Suspirando por el desperdicio, tiró dos manzanas en el cubo de las sobras para los cerdos. Puso otra en una pila creciente. Si cortaba las partes podridas, podría salvar la mitad y machacarlas para hacer tartas. A las que estaban en buen estado les quitaría el corazón y, tras colocarlas en una tabla de roble maciza, les pondría un peso encima y las secaría en el horno mientras se enfriaba. Cuando oyó que Magda volvía con la bandeja de la comida, miró por encima del hombro, y al ver el cuenco de potaje intacto esbozó una mueca de desagrado.
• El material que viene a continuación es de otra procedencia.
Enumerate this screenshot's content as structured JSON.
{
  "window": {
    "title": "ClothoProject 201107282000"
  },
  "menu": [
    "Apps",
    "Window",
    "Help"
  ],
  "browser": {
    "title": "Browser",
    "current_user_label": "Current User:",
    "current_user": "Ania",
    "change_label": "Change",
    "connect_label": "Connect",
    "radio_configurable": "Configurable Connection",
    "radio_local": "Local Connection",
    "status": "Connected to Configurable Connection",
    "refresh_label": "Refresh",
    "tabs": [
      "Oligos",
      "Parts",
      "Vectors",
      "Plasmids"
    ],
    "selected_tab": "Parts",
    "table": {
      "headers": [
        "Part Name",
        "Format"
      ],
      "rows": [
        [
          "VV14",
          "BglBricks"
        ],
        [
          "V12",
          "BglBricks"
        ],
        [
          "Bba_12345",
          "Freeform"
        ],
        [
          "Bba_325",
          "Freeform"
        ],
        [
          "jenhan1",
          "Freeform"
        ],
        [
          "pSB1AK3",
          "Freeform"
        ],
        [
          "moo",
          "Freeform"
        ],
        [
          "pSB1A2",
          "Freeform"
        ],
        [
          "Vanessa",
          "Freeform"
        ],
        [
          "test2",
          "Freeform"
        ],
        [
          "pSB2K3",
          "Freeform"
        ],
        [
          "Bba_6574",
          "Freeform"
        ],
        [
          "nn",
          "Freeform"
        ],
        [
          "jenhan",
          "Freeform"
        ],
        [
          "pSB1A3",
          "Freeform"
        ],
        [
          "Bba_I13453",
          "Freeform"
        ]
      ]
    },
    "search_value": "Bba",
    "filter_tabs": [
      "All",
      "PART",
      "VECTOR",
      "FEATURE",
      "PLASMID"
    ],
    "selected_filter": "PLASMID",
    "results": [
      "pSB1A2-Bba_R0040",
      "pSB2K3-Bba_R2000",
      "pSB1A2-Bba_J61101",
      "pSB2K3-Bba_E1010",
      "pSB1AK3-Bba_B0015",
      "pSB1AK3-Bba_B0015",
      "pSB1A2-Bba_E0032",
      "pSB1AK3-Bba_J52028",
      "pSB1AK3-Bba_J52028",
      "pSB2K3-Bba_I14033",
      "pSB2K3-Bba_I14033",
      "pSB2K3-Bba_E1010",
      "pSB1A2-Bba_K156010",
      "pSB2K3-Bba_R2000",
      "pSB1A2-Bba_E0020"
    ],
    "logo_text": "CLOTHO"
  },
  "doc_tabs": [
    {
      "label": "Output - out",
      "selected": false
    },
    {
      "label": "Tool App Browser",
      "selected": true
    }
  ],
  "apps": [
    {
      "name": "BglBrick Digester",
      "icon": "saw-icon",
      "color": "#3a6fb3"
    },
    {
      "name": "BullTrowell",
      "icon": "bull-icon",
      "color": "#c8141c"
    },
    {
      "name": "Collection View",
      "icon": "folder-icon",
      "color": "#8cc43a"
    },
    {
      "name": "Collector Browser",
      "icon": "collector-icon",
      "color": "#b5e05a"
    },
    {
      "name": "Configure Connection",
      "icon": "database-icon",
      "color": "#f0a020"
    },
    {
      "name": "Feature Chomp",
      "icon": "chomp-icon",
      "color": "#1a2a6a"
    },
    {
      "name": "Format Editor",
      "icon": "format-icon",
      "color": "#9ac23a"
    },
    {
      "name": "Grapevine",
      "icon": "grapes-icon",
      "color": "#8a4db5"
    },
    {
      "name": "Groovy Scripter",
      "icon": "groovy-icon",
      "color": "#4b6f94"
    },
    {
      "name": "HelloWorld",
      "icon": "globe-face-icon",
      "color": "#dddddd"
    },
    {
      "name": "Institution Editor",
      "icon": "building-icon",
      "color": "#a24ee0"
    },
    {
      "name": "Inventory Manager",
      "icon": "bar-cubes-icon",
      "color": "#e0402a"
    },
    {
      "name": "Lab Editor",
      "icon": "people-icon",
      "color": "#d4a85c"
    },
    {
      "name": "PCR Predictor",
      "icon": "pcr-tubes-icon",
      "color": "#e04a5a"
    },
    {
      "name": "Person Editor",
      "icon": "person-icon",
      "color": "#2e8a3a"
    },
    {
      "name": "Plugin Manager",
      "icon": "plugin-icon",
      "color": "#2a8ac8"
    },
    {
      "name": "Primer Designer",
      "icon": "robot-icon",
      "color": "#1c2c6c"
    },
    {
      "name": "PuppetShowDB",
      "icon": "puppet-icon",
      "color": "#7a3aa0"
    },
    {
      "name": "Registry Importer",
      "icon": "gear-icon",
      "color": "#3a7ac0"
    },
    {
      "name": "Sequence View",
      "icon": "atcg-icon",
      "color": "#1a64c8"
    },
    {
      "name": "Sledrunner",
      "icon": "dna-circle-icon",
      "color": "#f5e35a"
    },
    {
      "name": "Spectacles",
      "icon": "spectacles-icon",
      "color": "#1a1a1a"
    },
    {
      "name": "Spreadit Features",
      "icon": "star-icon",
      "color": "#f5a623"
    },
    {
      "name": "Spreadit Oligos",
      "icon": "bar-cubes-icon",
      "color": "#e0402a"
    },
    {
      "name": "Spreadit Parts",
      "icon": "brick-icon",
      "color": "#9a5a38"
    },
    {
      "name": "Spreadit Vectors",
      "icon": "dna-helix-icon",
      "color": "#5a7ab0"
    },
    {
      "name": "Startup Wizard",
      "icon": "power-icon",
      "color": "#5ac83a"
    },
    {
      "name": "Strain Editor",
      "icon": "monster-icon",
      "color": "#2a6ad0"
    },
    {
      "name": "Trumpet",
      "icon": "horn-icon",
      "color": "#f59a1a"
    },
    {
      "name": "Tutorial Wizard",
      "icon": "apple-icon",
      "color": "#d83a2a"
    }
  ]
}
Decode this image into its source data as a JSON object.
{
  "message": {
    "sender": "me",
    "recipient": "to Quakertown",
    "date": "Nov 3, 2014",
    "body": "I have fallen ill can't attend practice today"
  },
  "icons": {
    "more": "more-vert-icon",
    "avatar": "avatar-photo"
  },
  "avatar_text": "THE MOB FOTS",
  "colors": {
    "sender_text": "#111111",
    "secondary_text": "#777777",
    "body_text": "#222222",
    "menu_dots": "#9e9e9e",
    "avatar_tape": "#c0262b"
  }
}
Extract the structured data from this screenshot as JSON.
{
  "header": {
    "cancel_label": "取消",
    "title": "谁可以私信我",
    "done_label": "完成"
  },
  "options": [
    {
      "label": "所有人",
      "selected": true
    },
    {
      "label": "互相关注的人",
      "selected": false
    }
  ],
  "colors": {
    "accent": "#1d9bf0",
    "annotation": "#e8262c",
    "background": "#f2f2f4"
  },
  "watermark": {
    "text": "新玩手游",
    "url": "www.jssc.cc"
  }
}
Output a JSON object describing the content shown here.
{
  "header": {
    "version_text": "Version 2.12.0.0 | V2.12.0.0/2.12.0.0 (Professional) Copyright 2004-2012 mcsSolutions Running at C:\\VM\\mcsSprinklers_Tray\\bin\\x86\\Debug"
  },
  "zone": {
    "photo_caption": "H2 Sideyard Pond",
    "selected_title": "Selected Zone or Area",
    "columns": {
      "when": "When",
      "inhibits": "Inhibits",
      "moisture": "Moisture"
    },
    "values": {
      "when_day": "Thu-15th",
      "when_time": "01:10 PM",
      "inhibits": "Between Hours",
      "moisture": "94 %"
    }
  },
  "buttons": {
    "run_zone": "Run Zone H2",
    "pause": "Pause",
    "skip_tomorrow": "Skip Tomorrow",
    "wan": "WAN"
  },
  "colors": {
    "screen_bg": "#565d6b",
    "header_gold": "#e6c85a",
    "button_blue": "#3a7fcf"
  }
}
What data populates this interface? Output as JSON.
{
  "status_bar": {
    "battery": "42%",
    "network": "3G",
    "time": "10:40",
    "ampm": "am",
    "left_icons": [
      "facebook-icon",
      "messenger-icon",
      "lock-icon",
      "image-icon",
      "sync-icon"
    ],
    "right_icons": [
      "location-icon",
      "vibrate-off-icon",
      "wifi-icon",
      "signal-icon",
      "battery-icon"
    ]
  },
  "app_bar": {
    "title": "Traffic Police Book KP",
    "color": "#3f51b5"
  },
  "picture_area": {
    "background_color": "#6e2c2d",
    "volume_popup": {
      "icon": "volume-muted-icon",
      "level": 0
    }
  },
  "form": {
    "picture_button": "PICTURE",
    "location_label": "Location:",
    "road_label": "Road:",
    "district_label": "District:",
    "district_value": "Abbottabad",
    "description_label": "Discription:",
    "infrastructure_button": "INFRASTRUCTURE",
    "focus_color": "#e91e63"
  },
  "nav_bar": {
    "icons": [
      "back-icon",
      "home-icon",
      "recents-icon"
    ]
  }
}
—Un plato de comida sana desperdiciado cuando el camino de Aylsham está lleno de mendigos que darían un día de trabajo a cambio de algo para echar en el estómago de sus hijos.

—La chica no quiere comer —dijo Magda.

Agnes rezongó.

—Bueno, me habría sorprendido si hubiese sido el cuenco del galés, él no tiene problemas de apetito. Ahora que lo pienso, últimamente esa Rose está un poco paliducha. —Se santiguó—. Dios quiera que no tenga la peste. Con los extranjeros, toda cautela es poca.

Agnes había perdido a su padre, su madre y tres hermanos mayores por la peste tres años antes, pero le parecía que había sido ayer cuando aparecieron los carros llenos de cadáveres gritando: «¡Sacad a vuestros muertos!». Ella se había salvado; la única superviviente de su familia, porque estaba trabajando en Blackingham. Esa devastación también la habían llevado allí unos extranjeros. Algunos decían que una compañía itinerante de actores; otros que un viejo judío que había traído el azote en su bolsa. Después, durante mucho tiempo, los trovadores habían estado prohibidos, y al viejo judío y su familia les habían quemado la casa, obligándolos a huir con tan sólo su vida y su ropa.

—P-peste no —dijo Magda, siempre tan avarienta con las palabras—. Espera un hijo.